Thursday, August 20, 2009

Miss-Information

I just finished watching The Daily Show, and I think my head is going to explode. Their guest was Betsy McCaughy, PhD. She was arguing against the most recently-proposed health bill. I was so astounded at her misreading of the bill that I wanted to reach through the TV and smack her. Additionally, it's amazing that people are so outraged at this proposed bill because the bill is not law.

My responsibilities at my previous employer included researching and making technical rebuttals over proposed legislation back to the federal government on provisions we disagreed on; assisting clients in making such technical rebuttals; understanding Congressional intent in my own little corner of the regulatory world; and implementing and assisting clients to implement such technical and overarching operational guidance. I also worked with our lobby to change legislation and even managed to do so on some occasions. After that experience, my biggest beefs with Dr.
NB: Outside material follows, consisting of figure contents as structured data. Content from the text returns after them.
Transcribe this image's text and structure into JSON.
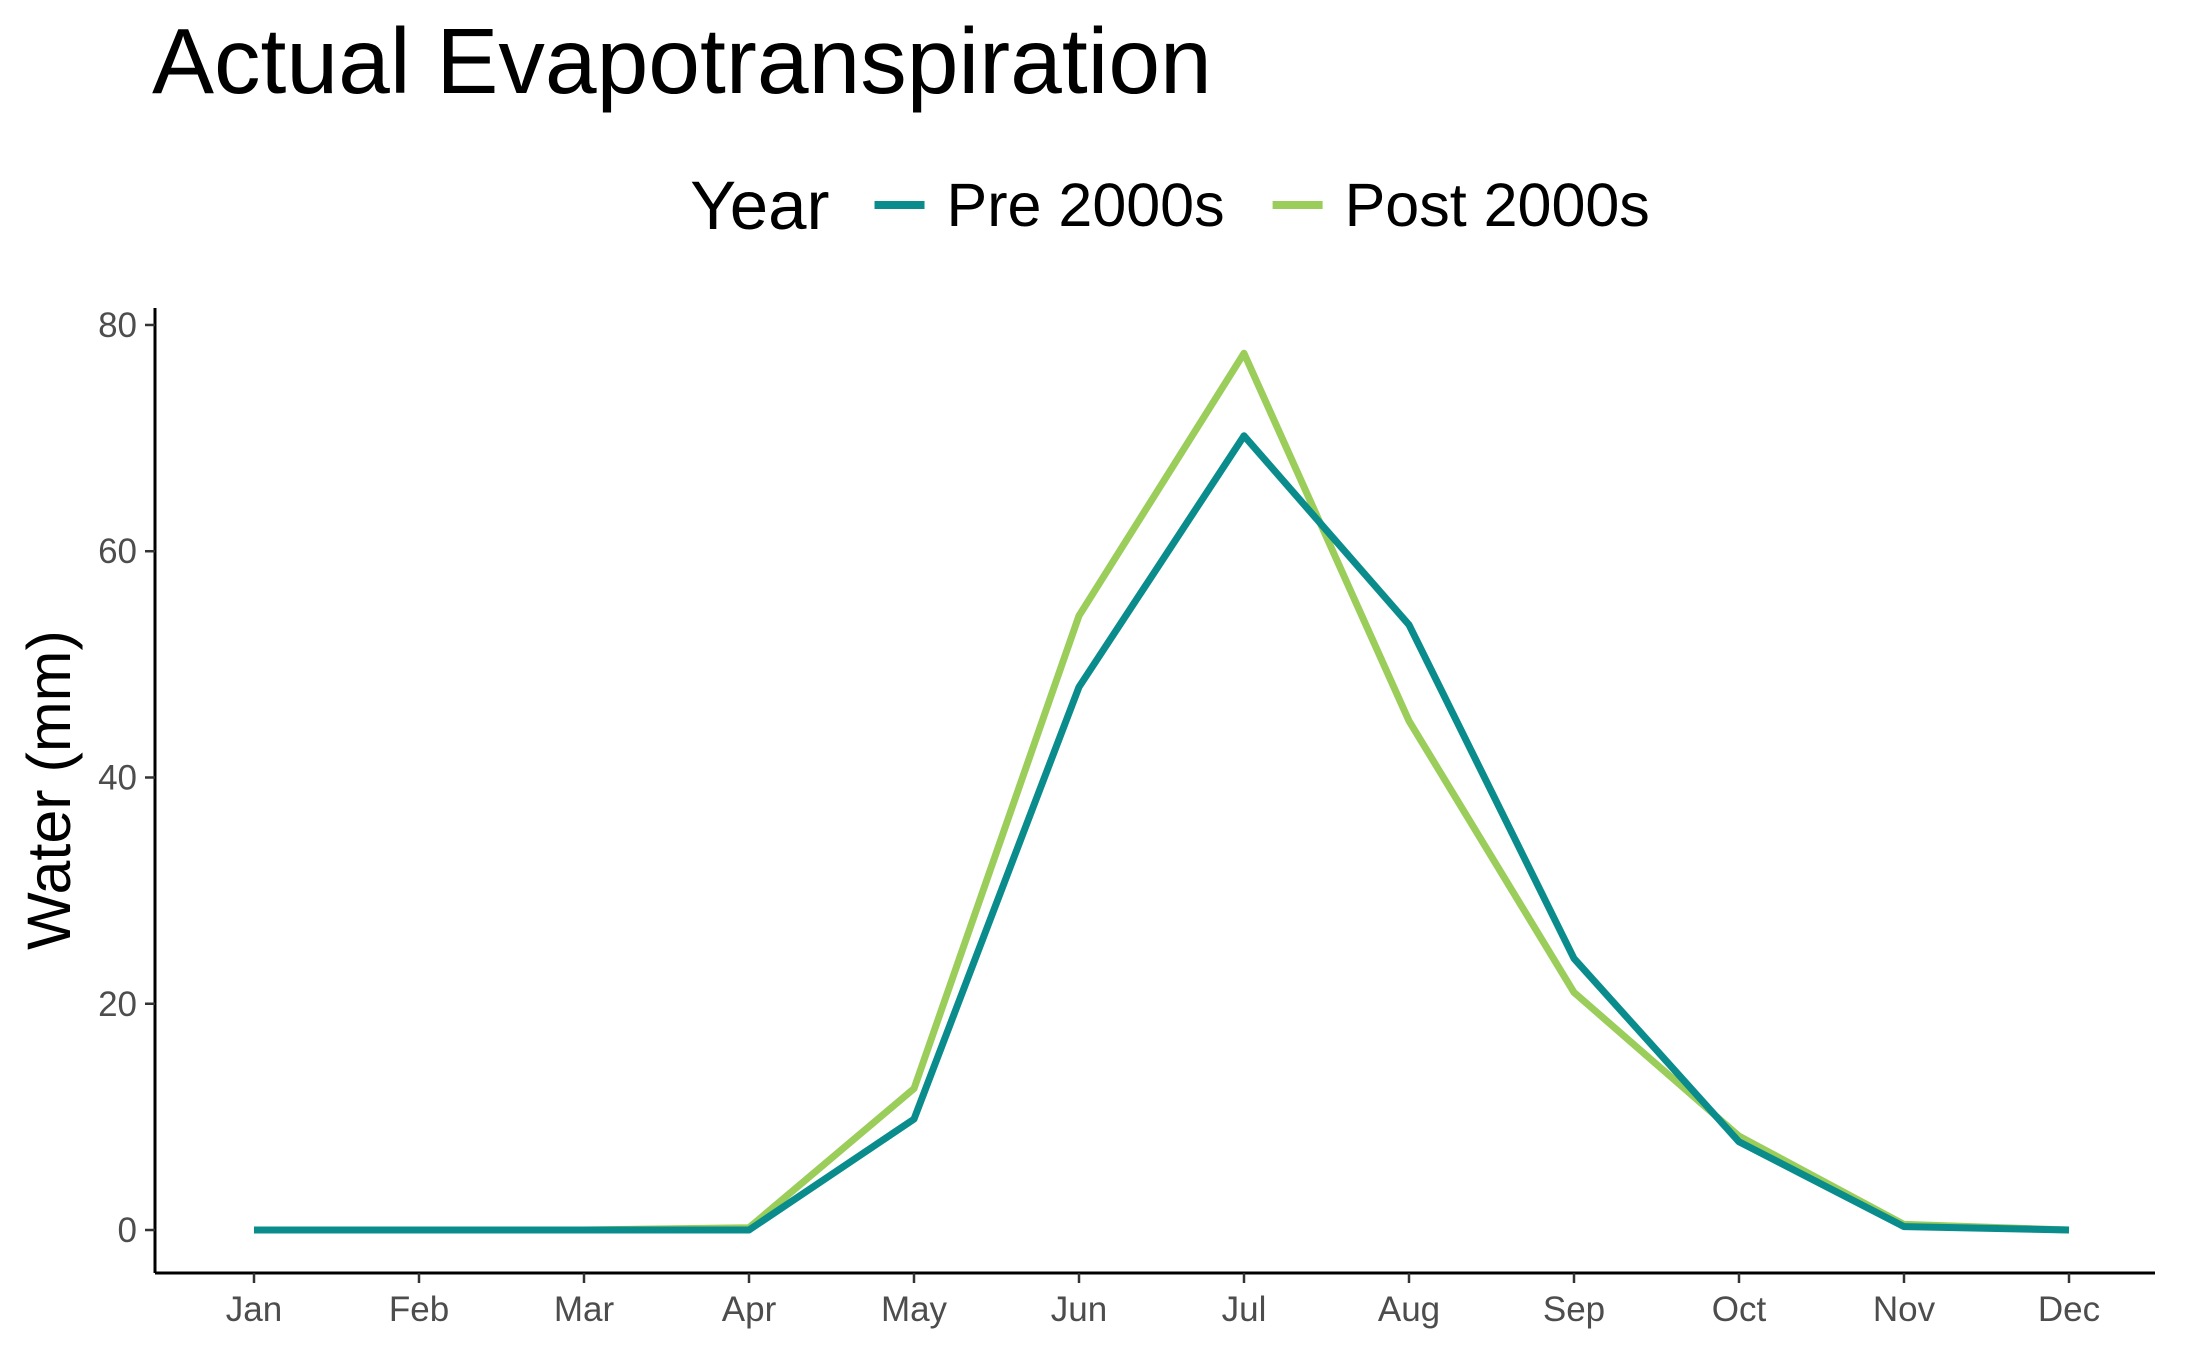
{
  "chart_data": {
    "type": "line",
    "title": "Actual Evapotranspiration",
    "xlabel": "",
    "ylabel": "Water (mm)",
    "categories": [
      "Jan",
      "Feb",
      "Mar",
      "Apr",
      "May",
      "Jun",
      "Jul",
      "Aug",
      "Sep",
      "Oct",
      "Nov",
      "Dec"
    ],
    "ylim": [
      -3.8,
      81.5
    ],
    "yticks": [
      0,
      20,
      40,
      60,
      80
    ],
    "grid": false,
    "legend": {
      "title": "Year",
      "position": "top"
    },
    "series": [
      {
        "name": "Post 2000s",
        "color": "#9ACD5A",
        "values": [
          0,
          0,
          0,
          0.2,
          12.5,
          54.3,
          77.5,
          45,
          21,
          8.3,
          0.5,
          0
        ]
      },
      {
        "name": "Pre 2000s",
        "color": "#0A8C8C",
        "values": [
          0,
          0,
          0,
          0,
          9.8,
          48,
          70.2,
          53.5,
          24,
          7.8,
          0.3,
          0
        ]
      }
    ]
  }
}
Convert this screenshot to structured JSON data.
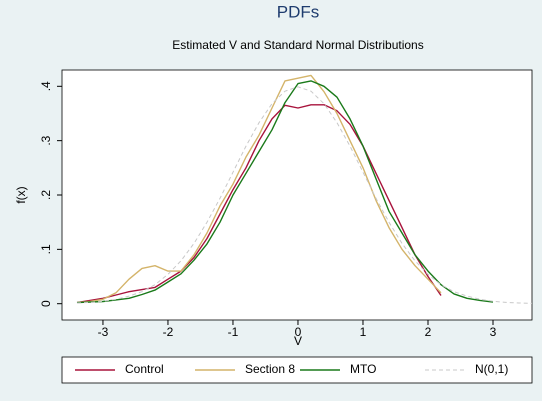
{
  "chart_data": {
    "type": "line",
    "title": "PDFs",
    "subtitle": "Estimated V and Standard Normal Distributions",
    "x_label": "V",
    "y_label": "f(x)",
    "x": [
      -3.4,
      -3.2,
      -3.0,
      -2.8,
      -2.6,
      -2.4,
      -2.2,
      -2.0,
      -1.8,
      -1.6,
      -1.4,
      -1.2,
      -1.0,
      -0.8,
      -0.6,
      -0.4,
      -0.2,
      0,
      0.2,
      0.4,
      0.6,
      0.8,
      1.0,
      1.2,
      1.4,
      1.6,
      1.8,
      2.0,
      2.2,
      2.4,
      2.6,
      2.8,
      3.0,
      3.2,
      3.4,
      3.6
    ],
    "series": [
      {
        "name": "Control",
        "color": "#a8133c",
        "dashed": false,
        "values": [
          0.002,
          0.006,
          0.01,
          0.016,
          0.022,
          0.026,
          0.03,
          0.045,
          0.06,
          0.085,
          0.12,
          0.165,
          0.21,
          0.25,
          0.3,
          0.34,
          0.365,
          0.36,
          0.366,
          0.366,
          0.355,
          0.33,
          0.29,
          0.24,
          0.19,
          0.14,
          0.09,
          0.05,
          0.015,
          null,
          null,
          null,
          null,
          null,
          null,
          null
        ]
      },
      {
        "name": "Section 8",
        "color": "#d4b46a",
        "dashed": false,
        "values": [
          0.002,
          0.004,
          0.008,
          0.02,
          0.045,
          0.065,
          0.07,
          0.06,
          0.06,
          0.09,
          0.13,
          0.18,
          0.22,
          0.27,
          0.31,
          0.36,
          0.41,
          0.415,
          0.42,
          0.39,
          0.35,
          0.3,
          0.25,
          0.19,
          0.14,
          0.1,
          0.07,
          0.045,
          0.02,
          null,
          null,
          null,
          null,
          null,
          null,
          null
        ]
      },
      {
        "name": "MTO",
        "color": "#1a7a1a",
        "dashed": false,
        "values": [
          0.002,
          0.003,
          0.004,
          0.007,
          0.01,
          0.017,
          0.025,
          0.04,
          0.055,
          0.08,
          0.11,
          0.15,
          0.2,
          0.24,
          0.28,
          0.32,
          0.37,
          0.405,
          0.41,
          0.4,
          0.38,
          0.34,
          0.29,
          0.23,
          0.17,
          0.13,
          0.09,
          0.06,
          0.035,
          0.018,
          0.01,
          0.006,
          0.003,
          null,
          null,
          null
        ]
      },
      {
        "name": "N(0,1)",
        "color": "#c8c8c8",
        "dashed": true,
        "values": [
          0.0012,
          0.0024,
          0.0044,
          0.008,
          0.014,
          0.022,
          0.035,
          0.054,
          0.079,
          0.111,
          0.15,
          0.194,
          0.242,
          0.29,
          0.333,
          0.368,
          0.391,
          0.399,
          0.391,
          0.368,
          0.333,
          0.29,
          0.242,
          0.194,
          0.15,
          0.111,
          0.079,
          0.054,
          0.035,
          0.022,
          0.014,
          0.008,
          0.0044,
          0.0024,
          0.0012,
          0.0006
        ]
      }
    ],
    "xlim": [
      -3.63,
      3.6
    ],
    "ylim": [
      -0.03,
      0.43
    ],
    "xticks": [
      -3,
      -2,
      -1,
      0,
      1,
      2,
      3
    ],
    "yticks": [
      0,
      {
        "value": 0.1,
        "label": ".1"
      },
      {
        "value": 0.2,
        "label": ".2"
      },
      {
        "value": 0.3,
        "label": ".3"
      },
      {
        "value": 0.4,
        "label": ".4"
      }
    ],
    "grid": false
  }
}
McCaughy's points were:

1. First and foremost, the bill is not law. The way bills generally work in Congress (at least my understanding) is that one person proposes something (or sponsors it, anyway). The bill makes its way through the chain. People hate it. They send back their comments. The people who created it make changes to it and send it back again. Then rinse and repeat until they get a final bill everyone can live with. So if everyone would shut the hell up for five seconds and realize that, perhaps we can get something through Congress to help people.

2. The overarching Congressional intent on Medicare is to protect its beneficiaries, which is one of the many reasons complicated fraud, waste and abuse and quality reporting requirements are implemented. Other checks are put in place as well to prevent private companies (including health plans insuring beneficiaries, their physicians, pharmacies and anyone associated with the program) from defrauding or otherwise doing anything not in the best interest of the beneficiary. Sub-regulatory guidance like this includes marketing provisions, enrollment/disenrollment provisions, reporting requirements over and above quality (such as prescription drug event, medical event, etc.) and more. In other words, don't screw with the beneficiary.

3. Dr. McCaughey was referring not to the actual provision of the issue at hand (the end-of-life discussion, whether it's required and what's to be discussed), but the reporting requirements, which indicate that the doctor must provide life sustaining care if requested by the patient and/or his/her health proxy. Nothing, absolutely nothing, is said that the physician must choose to terminate or otherwise withold treatment - it all focuses on sustaining the life of the patient. Nowhere in the provisions (see page 424 through 431 of the bill). Indeed, the physician isn't even required to have such a discussion with the beneficiary if he or she declines. Further, the discussion between the medical professional and patient must focus on factual information only. As in, these are the ways you can tell people what you want, here's who can help you do that and here are some other resources. That's it.

At this point, it appears that no one really gives a rat's ass what the bill says, but what they've decided it says. Also, Dr. McCaughey kept repeating herself like a freaking parrot, but said absolutely nothing of value. I find it completely disgusting that people like her are preying on others' confusion simply to advance some sort of agenda, and I'm sad that she was given a national forum on which she could continue to spread such misinformation.

Do I think the bill is great? Good God, no. Is it even good? Not really, but it's a place to start. So shut up and get started already. Times a' wasting and people are underserved, dying and going broke trying to ensure their families have access to insurance and healthcare. To both sides: shut your traps and get to work. Isn't that what we pay you for anyway?